Un profil pour deux : Pierre Richard enfile avec malice le costume du « vieux qui n’y connait rien » pour se mettre dans la peau d’un homme, Pierre, qui prend des cours pour découvrir internet. Le jeune homme qui lui enseigne les magies du web, Alex, va devoir rendre un service à Pierre. Il doit se faire passer pour lui auprès d’une jeune femme que Pierre a séduit sur un site de rencontres. Bien sûr, il a menti sur son âge. De cette relation à trois angles va naitre un quiproquo des plus embarrassants pour Alex qui ne sait plus où se mettre. Au cinéma le 12 avril.

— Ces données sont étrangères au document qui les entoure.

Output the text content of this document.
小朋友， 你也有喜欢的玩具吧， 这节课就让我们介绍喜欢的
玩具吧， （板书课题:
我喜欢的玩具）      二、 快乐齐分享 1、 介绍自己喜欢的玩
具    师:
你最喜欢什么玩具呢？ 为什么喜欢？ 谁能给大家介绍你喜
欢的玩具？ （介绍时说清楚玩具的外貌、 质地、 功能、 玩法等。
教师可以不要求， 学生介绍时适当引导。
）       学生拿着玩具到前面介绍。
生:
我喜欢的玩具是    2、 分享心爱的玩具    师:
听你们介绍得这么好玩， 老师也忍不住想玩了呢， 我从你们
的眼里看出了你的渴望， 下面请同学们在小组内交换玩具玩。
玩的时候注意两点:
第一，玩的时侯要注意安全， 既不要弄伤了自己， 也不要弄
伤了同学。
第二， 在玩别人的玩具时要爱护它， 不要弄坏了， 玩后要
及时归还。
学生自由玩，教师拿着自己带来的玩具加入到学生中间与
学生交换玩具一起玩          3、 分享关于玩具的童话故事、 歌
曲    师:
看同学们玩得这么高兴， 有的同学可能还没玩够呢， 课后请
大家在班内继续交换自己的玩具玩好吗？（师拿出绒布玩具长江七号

C’est beau la vie quand on y pense : Loïc, dont le rôle est interprété par Gérard Jugnot, a perdu son fils dans un accident de voiture. Il décide de rencontrer celui qui a obtenu la greffe du cœur de son fils. Il s’appelle Hugo et c’est un jeune homme désinvolte et un peu téméraire. Loïc, comme pour rattraper le temps perdu avec son fils, va faire connaissance avec Hugo, peut-être même un peu plus qu’il ne l’aurait souhaité. Sous fond de comédie, cette fable réalisée par Gérard Jugnot lui-même a finalement une morale très simple : il faut profiter du temps qu’on a avec ceux qu’on aime. A voir le 12 avril.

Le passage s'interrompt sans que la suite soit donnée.